Fidelity is inherited from the bundled data; the matcher, stress, number, and
phoneme-program logic are re-implemented to match the binary, espeak-ng's quirks included.
[`docs/architecture.md`](docs/architecture.md) has the module map and pipeline.

## Verification

```bash
pytest -q                            # unit + fixture tests
python test/sweep.py 25              # per-language _list-headword sweep vs the oracle
python test/corpus_sweep.py          # real-sentence corpus vs the oracle
```

The reference ("oracle") is a pinned `espeak-ng 1.52.0` build, used only to generate
expected outputs — `espyak` never calls it at runtime. Every dictionary `*_list` headword
is a free test case; `test/report.md` holds the per-language pass rate.

## Coverage

The headword sweep samples the first *N* **alphabetic, length ≥ 3** headwords per language
(1703 words at N=25); that set and the real-sentence corpus reproduce espeak-ng exactly.
Inputs **outside** those sets can still differ — isolated accented letters spoken as their
name (`á` → "a acute"), bare ordinal suffixes (`th`, `nd`), unicode-codepoint names
(`U+5c1`), and some uncommon words.
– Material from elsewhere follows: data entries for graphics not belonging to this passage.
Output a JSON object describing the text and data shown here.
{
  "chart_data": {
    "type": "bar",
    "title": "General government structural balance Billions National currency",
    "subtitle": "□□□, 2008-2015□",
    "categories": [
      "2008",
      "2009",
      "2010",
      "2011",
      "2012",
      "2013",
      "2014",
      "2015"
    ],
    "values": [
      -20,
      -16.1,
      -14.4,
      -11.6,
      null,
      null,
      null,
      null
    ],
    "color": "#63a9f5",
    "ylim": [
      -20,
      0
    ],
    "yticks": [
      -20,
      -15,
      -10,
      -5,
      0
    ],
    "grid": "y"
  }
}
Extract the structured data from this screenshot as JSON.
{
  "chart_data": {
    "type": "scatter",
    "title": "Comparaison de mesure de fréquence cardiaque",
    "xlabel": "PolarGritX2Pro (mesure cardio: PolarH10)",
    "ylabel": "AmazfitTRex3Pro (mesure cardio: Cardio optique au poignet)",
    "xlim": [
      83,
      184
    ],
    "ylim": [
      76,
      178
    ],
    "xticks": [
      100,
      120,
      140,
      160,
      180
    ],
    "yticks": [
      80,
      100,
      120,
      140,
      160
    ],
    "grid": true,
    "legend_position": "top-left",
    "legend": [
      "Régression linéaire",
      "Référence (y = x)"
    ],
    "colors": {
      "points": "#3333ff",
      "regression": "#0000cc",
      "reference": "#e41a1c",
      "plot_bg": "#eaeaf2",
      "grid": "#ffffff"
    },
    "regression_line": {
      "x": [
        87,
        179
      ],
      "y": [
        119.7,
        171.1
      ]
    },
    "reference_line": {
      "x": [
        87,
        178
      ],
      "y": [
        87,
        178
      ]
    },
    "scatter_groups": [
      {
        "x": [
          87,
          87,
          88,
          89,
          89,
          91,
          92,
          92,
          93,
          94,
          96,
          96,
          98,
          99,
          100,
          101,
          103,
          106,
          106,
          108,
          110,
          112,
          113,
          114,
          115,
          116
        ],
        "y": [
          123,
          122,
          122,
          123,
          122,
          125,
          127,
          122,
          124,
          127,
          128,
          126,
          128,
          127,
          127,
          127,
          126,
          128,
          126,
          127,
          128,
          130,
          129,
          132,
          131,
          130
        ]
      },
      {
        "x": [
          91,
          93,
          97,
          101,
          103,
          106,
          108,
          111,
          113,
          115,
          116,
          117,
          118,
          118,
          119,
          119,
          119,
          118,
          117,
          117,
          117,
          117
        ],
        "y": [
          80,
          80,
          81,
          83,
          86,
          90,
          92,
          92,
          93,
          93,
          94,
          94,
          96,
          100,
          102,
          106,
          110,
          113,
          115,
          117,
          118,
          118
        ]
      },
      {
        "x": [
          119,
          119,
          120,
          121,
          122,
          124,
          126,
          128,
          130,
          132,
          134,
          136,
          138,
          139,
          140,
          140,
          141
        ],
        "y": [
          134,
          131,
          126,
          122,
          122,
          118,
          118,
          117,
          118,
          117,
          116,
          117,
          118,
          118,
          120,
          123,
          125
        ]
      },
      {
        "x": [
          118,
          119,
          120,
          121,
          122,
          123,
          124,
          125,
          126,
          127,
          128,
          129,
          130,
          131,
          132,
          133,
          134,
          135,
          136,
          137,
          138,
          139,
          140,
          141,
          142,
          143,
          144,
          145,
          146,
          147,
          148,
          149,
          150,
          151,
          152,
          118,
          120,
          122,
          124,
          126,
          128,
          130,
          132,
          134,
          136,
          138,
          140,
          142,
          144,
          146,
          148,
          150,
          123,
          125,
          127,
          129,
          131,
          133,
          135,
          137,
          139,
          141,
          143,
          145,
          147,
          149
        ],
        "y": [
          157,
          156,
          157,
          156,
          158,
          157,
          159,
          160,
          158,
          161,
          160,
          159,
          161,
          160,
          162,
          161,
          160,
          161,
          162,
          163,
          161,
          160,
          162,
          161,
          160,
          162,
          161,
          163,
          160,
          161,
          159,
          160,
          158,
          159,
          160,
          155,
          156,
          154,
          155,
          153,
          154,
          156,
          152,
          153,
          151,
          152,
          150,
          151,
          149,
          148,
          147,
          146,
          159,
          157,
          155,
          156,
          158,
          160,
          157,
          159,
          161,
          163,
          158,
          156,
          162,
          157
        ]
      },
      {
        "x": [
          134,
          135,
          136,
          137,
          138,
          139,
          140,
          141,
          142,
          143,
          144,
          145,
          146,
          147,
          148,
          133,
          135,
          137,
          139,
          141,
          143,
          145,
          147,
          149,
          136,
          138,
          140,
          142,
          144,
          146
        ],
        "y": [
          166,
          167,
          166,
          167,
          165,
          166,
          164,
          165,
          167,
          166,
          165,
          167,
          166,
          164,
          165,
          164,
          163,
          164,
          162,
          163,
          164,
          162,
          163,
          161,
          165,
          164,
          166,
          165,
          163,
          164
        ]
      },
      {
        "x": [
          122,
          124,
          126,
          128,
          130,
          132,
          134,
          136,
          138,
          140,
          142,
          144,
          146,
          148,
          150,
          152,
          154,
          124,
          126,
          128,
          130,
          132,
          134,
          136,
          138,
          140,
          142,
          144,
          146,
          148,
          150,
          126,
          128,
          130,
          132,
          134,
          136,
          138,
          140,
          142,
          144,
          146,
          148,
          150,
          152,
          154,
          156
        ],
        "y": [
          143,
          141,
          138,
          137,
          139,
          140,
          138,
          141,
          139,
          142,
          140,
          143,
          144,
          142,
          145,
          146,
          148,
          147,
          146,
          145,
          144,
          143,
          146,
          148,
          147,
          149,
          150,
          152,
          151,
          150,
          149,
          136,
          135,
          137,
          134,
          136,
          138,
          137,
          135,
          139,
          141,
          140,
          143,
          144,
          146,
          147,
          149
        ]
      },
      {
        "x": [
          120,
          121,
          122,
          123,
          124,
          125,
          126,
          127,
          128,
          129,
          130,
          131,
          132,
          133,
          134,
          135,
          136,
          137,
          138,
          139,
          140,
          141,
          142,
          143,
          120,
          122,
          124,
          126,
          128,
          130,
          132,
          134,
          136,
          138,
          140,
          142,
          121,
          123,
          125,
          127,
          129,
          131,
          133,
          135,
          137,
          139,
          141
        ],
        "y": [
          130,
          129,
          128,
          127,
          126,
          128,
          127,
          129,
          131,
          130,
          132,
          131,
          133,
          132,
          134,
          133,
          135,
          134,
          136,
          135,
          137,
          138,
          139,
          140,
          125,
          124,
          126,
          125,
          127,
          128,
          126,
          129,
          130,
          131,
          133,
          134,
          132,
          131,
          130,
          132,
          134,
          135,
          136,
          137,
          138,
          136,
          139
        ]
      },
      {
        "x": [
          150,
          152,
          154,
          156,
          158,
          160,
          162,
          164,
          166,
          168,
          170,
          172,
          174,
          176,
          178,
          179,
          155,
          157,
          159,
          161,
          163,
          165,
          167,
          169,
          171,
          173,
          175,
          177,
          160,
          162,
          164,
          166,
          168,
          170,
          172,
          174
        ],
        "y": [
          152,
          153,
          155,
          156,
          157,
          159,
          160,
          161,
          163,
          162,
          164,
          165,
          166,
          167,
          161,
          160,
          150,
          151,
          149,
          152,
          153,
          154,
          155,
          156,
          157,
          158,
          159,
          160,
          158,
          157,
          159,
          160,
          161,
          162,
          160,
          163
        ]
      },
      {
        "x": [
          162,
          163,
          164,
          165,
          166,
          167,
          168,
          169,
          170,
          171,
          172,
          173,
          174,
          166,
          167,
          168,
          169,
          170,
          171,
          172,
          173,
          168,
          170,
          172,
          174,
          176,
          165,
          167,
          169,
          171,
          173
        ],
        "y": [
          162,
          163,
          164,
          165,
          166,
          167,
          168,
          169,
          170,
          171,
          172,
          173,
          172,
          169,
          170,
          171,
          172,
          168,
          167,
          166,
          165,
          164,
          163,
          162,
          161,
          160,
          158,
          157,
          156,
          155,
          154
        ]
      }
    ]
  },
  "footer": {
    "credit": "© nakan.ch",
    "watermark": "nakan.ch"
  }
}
Raise `N` in `test/sweep.py`, or widen its word filter,
to exercise more of the dictionary.

## Project layout

```
espyak/            the engine (one module per espeak-ng translation unit)
  api.py           public G2P entry point
  dictionary.py    MatchRule / TranslateRules / SetWordStress / LookupDict2
  rule_compiler.py compiledict.c — rule byte encoding + groups
  phoneme_tab.py   phsource loader; phoneme_program.py — ChangePhoneme/InsertPhoneme
  language_data.py per-language translator config (tr_languages.c + voice files)
  numbers.py       TranslateNumber + ordinals/fractions
  render.py        phoneme list → IPA / Kirshenbaum / stress / tie / separator
  data/            bundled espeak-ng dictsource/ phsource/ lang/ @ 1.52.0
docs/              architecture, usage
examples/          runnable usage examples
test/              unit tests, oracle fixtures, sweep + corpus harnesses
```

## Provenance

`espyak` is an **AI-assisted port**. The Python was written by an AI coding assistant that
read and instrumented espeak-ng's C source; **human review has been minimal**. It is not an
independent clean-room implementation.

## License

`espyak` is **GPL-3.0-or-later**, the same as espeak-ng — from which it is derived and whose
data it bundles under `espyak/data/`. See [`LICENSE`](LICENSE).